Documents required for DTAA
To avail of benefits from the DTAA for your tax concessions, submit the following documents:
- Tax Residency Certificate (TRC): Obtain the Tax Residency Certificate from the country you are residing in. It is issued when you submit necessary documents and prescribed fees, and contains basic information such as name, status (individual, company, firm etc.), address, nationality, country, tax identification number in the country of residence, tax status, period for which the tax certificate is issued, etc.
- Self-declaratory cum indemnity form: This form is a declaration by the government of the country you reside in. It contains details such as your account number, country of residence, the period during which the TRC was submitted, tax rate applicable under DTAA, etc.
- Additionally, you are required to submit attested copies of your passport, visa, and PAN.
The process of claiming your refund is simple; let’s take you through the steps:
Steps to file for an IT refund
1. Collect your documents
Collect all the relevant documents needed to file your return. These include your PAN, passport, and bank details. Form 26AS provides you with necessary details of the TDS deducted during the year. In addition, Form 16 would determine your TDS if you are a salaried individual. You would also need details of income earned from the head ‘Income from other sources’ such as interest income and TDS certificates.
2. File the IT return
- Go to the e-filing portal (https://portal.incometaxindiaefiling.gov.in) and log in with your user ID (your PAN) and password.
- Download the ITR form applicable to you – either ITR-2 or ITR-3, depending on the nature of the income you are receiving in India.
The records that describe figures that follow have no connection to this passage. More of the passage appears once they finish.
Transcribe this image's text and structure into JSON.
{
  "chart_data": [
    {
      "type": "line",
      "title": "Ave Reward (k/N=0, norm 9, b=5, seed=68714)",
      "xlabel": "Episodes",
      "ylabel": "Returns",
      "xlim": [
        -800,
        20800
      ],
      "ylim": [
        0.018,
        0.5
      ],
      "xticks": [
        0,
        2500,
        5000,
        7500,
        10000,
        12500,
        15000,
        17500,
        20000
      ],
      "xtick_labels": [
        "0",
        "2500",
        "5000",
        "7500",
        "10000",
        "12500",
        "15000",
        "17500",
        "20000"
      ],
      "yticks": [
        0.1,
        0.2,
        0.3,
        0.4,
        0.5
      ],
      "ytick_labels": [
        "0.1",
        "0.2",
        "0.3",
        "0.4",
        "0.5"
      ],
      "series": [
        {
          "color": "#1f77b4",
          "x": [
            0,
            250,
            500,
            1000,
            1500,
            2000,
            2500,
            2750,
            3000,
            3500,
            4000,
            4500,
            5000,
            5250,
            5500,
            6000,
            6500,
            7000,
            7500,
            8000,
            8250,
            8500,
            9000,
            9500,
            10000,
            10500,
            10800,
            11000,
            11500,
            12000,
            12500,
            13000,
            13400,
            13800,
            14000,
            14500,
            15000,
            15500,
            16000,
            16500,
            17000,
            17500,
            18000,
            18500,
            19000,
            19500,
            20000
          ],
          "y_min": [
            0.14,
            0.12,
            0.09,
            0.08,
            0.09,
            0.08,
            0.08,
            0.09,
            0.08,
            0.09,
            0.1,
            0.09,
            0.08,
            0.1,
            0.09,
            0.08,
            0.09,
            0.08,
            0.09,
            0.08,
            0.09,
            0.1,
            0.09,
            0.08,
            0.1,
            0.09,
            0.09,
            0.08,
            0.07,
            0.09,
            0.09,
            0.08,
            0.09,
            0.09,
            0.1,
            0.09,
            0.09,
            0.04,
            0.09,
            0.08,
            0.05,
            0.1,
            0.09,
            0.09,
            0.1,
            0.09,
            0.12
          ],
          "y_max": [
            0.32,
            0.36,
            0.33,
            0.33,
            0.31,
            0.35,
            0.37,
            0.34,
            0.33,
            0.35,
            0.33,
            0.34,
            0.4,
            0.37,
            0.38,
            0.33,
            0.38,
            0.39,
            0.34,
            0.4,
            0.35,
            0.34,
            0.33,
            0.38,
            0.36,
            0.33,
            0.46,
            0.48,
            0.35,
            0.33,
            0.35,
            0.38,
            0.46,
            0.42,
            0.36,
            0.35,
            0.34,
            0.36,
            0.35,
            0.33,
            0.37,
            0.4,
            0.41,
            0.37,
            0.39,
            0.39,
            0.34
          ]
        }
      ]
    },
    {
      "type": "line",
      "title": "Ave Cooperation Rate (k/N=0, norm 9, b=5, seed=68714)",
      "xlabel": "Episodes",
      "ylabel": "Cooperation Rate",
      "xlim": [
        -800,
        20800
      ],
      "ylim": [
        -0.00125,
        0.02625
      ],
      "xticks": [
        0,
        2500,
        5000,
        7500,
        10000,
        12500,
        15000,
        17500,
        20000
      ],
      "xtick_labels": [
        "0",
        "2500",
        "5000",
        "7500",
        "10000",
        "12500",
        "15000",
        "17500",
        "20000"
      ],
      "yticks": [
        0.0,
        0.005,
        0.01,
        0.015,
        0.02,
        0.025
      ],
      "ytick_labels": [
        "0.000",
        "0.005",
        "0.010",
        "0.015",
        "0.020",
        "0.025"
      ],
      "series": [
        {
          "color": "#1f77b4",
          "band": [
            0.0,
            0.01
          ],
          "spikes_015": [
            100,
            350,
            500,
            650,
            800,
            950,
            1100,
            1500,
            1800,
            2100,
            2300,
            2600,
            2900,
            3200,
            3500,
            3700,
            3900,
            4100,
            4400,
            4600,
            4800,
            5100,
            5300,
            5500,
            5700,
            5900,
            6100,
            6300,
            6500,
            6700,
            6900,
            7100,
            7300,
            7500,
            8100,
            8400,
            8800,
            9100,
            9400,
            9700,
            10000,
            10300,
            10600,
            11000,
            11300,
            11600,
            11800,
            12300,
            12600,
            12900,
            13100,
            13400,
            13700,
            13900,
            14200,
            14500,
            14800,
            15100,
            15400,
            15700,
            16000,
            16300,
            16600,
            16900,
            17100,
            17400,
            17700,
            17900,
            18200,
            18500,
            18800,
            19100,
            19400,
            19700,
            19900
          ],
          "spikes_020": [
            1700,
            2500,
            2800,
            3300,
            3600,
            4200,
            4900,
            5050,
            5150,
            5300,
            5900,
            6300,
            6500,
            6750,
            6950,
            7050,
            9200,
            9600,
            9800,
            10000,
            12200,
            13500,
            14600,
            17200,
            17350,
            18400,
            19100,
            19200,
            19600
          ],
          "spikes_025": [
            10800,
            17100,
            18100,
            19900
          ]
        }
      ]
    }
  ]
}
If you have a business income, you will be required to file ITR-3. In case there is no business income, ITR-2 would be applicable.
- Fill in the basic details and then click on the 'Pre Fill' button.
- Enter all relevant data and click on 'Calculate' to determine your tax and interest liability.
- Once you have filled all relevant details click 'Validate' by entering the one-time password (OTP) sent to your registered number.
- Generate and save the XML file. Save this file on your computer.
- Revisit the portal and upload the saved XML file. Add your Digital Signature (DSC) to it. (Digital Signature is used to electronically sign documents and forms)
Related: A dummy's guide to form 26AS
3. Verify your return
After you have filed your IT return you will be required to verify it. Once you have uploaded the XML file, a form known as ITR-V will be generated. This form is for the purpose of verification, so download it. You can also receive this form on your email address from the IT Department.
Once you upload the ITR with DSC, your filing is complete. Alternatively, you can print a copy of the form, sign it, and submit the ITR-V within 120 days from the date of e-filing to the Centralised Processing Centre (CPC) at the following address: CPC, Post Bag No 1, Electronic City PO, Bengaluru 560 100, Karnataka.
Once your form has been received by the IT department, your return will be processed.
You need not worry about excess TDS deducted by your employer. You can claim it by filing an IT return. You just need to be aware of the TDS deductions applicable to you, depending on the various incomes you receive. As an NRI, you also have to conform to the tax laws of two countries at once, which may increase your tax liability.
Fortunately, if you reside in a country with which India has a DTAA, you can reduce your tax liability to an extent. So keep yourself updated about the information mentioned above.